It’s been a great second act from streaming king Netflix (Netflix Stock Quote, Charts, News, Analysts, Financials NASDAQ:NFLX), which has rallied for a gain of 78 per cent so far over the third and fourth quarters. And there should be more where that came from, according to portfolio manager David Baskin of Baskin Wealth Management, who thinks including an ad-supported version on its platform will continue to drive growth for the company.
Netflix was an early pandemic success story, as the market liked the idea of more people bingewatching their favourite shows during lockdowns and the stay-at-home economy. That drove the share price to a return of about 87 per cent between early 2020 and late 2021.
But the fall from grace has been even more eye-opening, as NFLX went from about $690 per share to as low as $170 by June of this year. Since then, though, the stock has popped back above $300.
Some of that drop can be attributed to the general market pullback on tech and growth stocks which began last November, but the damage was also self-inflicted to an extent, as Netflix posted declines in subscriptions earlier this year, spooking investors who were seeing the streaming wars taking their toll on the market leader. A price hike early in the year likely didn’t help things either, where in Canada a standard Netflix subscription rose by $1.50 to $16.49 and the premium package went up $2 to $20.99.
For Baskin, the subscriber hit the company took as a result of raising monthly fees was a bit of a surprise.
“I underestimated how much people would react to a price increase. I thought the demand for Netflix was pretty inelastic, in other words, that people would say, ‘Two bucks. I don’t care. I want my Netflix,’” Baskin said, speaking on BNN Bloomberg on Thursday.

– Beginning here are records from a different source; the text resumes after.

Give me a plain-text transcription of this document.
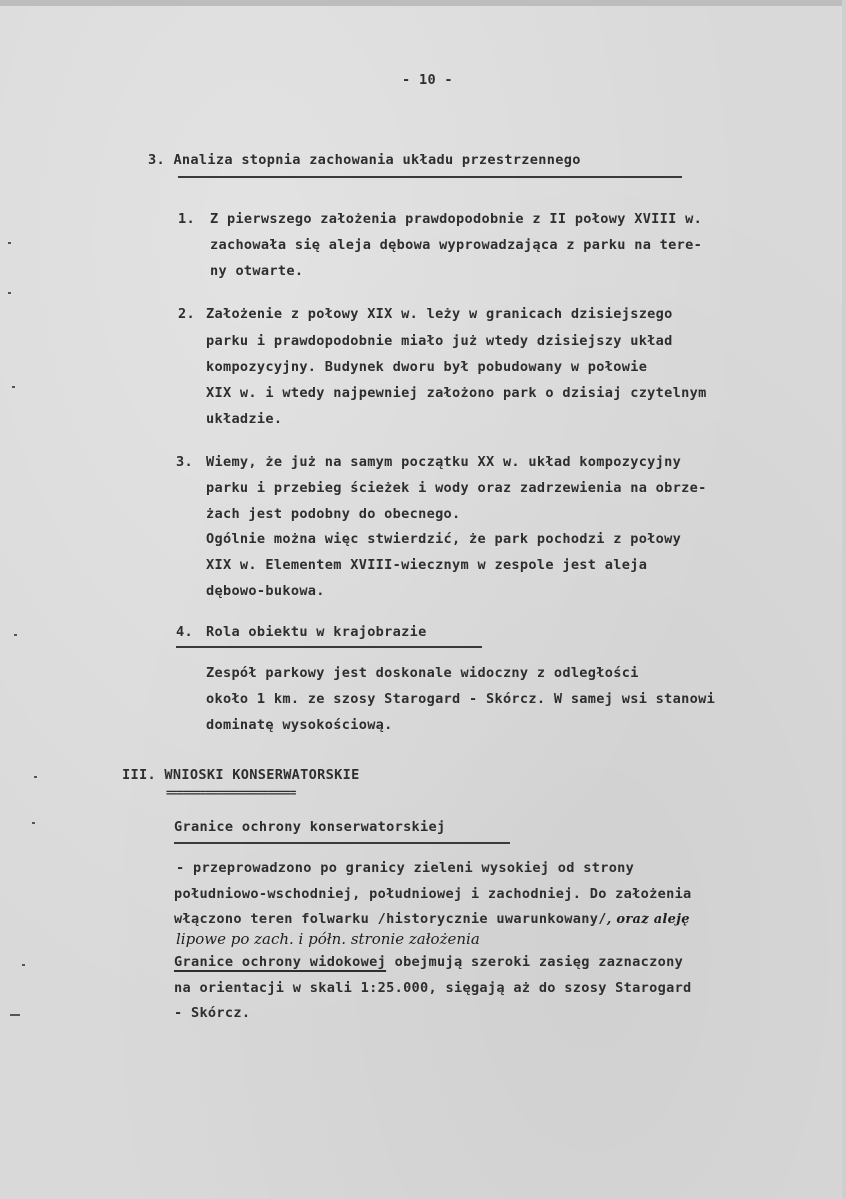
- 10 -
3. Analiza stopnia zachowania układu przestrzennego
1. Z pierwszego założenia prawdopodobnie z II połowy XVIII w.
zachowała się aleja dębowa wyprowadzająca z parku na tere-
ny otwarte.
2. Założenie z połowy XIX w. leży w granicach dzisiejszego
parku i prawdopodobnie miało już wtedy dzisiejszy układ
kompozycyjny. Budynek dworu był pobudowany w połowie
XIX w. i wtedy najpewniej założono park o dzisiaj czytelnym
układzie.
3. Wiemy, że już na samym początku XX w. układ kompozycyjny
parku i przebieg ścieżek i wody oraz zadrzewienia na obrze-
żach jest podobny do obecnego.
Ogólnie można więc stwierdzić, że park pochodzi z połowy
XIX w. Elementem XVIII-wiecznym w zespole jest aleja
dębowo-bukowa.
4. Rola obiektu w krajobrazie
Zespół parkowy jest doskonale widoczny z odległości
około 1 km. ze szosy Starogard - Skórcz. W samej wsi stanowi
dominatę wysokościową.
III. WNIOSKI KONSERWATORSKIE
=======================
Granice ochrony konserwatorskiej
- przeprowadzono po granicy zieleni wysokiej od strony
południowo-wschodniej, południowej i zachodniej. Do założenia
włączono teren folwarku /historycznie uwarunkowany/, oraz aleję
lipowe po zach. i półn. stronie założenia
Granice ochrony widokowej obejmują szeroki zasięg zaznaczony
na orientacji w skali 1:25.000, sięgają aż do szosy Starogard
- Skórcz.
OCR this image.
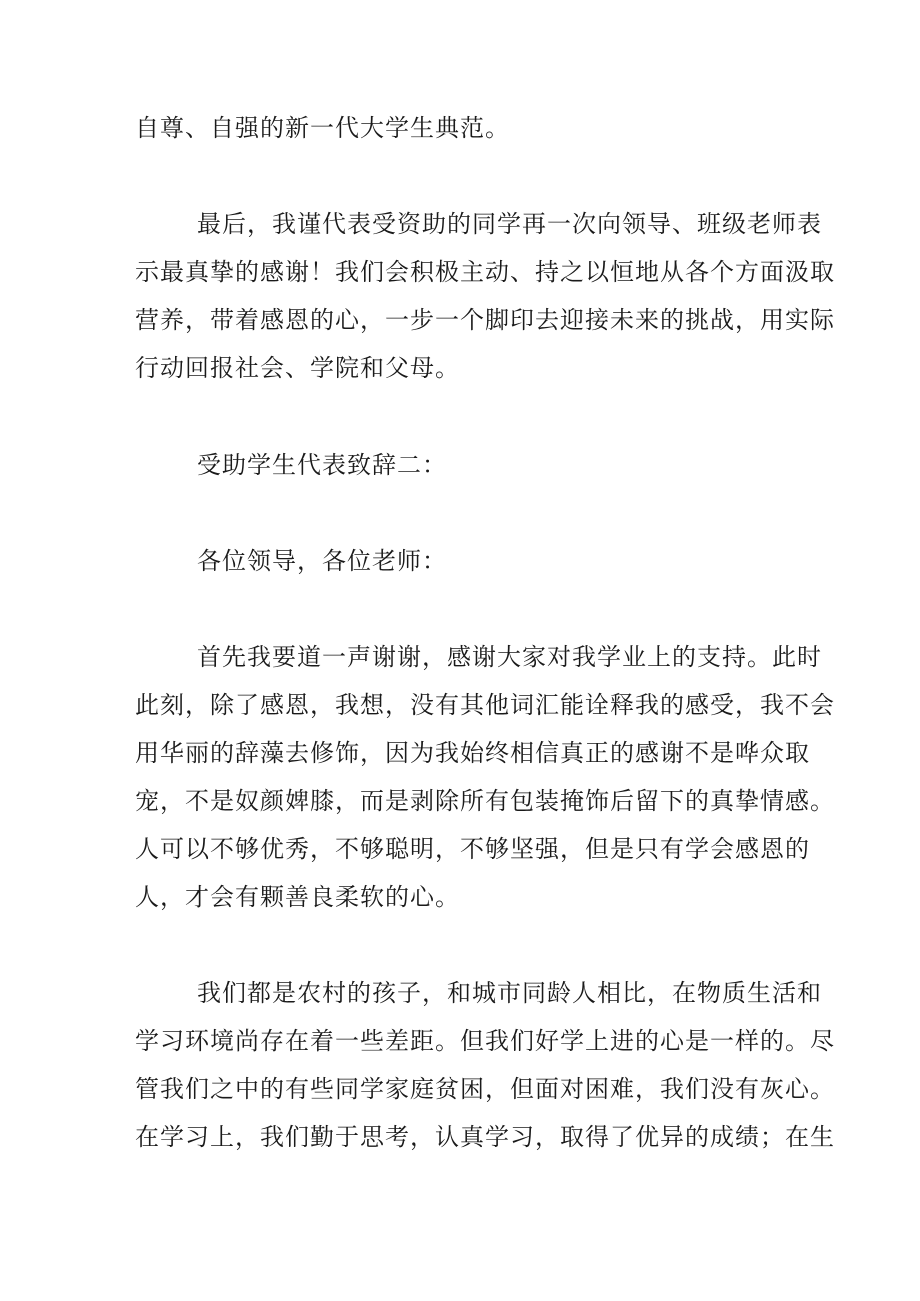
自尊、自强的新一代大学生典范。

最后，我谨代表受资助的同学再一次向领导、班级老师表
示最真挚的感谢！我们会积极主动、持之以恒地从各个方面汲取
营养，带着感恩的心，一步一个脚印去迎接未来的挑战，用实际
行动回报社会、学院和父母。

受助学生代表致辞二：

各位领导，各位老师：

首先我要道一声谢谢，感谢大家对我学业上的支持。此时
此刻，除了感恩，我想，没有其他词汇能诠释我的感受，我不会
用华丽的辞藻去修饰，因为我始终相信真正的感谢不是哗众取
宠，不是奴颜婢膝，而是剥除所有包装掩饰后留下的真挚情感。
人可以不够优秀，不够聪明，不够坚强，但是只有学会感恩的
人，才会有颗善良柔软的心。

我们都是农村的孩子，和城市同龄人相比，在物质生活和
学习环境尚存在着一些差距。但我们好学上进的心是一样的。尽
管我们之中的有些同学家庭贫困，但面对困难，我们没有灰心。
在学习上，我们勤于思考，认真学习，取得了优异的成绩；在生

“They’re in a very competitive environment now with Disney and Prime and Apple, and it turned out that people didn’t like that price increase and they lost some subscribers,” he said.
But with a lower-priced ad-supported option having arrived in November, investors are looking more positive on Netflix, as is management, who said in their latest quarterly comments that they’re “very optimistic” about the extra revenue in upcoming quarters from ads as well as paid membership sharing, which aims at cutting down password sharing.
Baskin said Netflix’s future looks brighter from here.
“But Netflix has pivoted and now offers a ad-driven service at a lower price. And they’re very enthusiastic about it, to the extent that the CEO of Netflix basically said, ‘Why didn’t we do this years ago?’” he said.
“We’ve seen the stock bounce off the bottom. It has almost doubled from its worst. And I think today at this price, it’s a pretty good buy,” he said. “[And a 12-month return] of minus 16 per cent in the past year isn’t such a disaster.”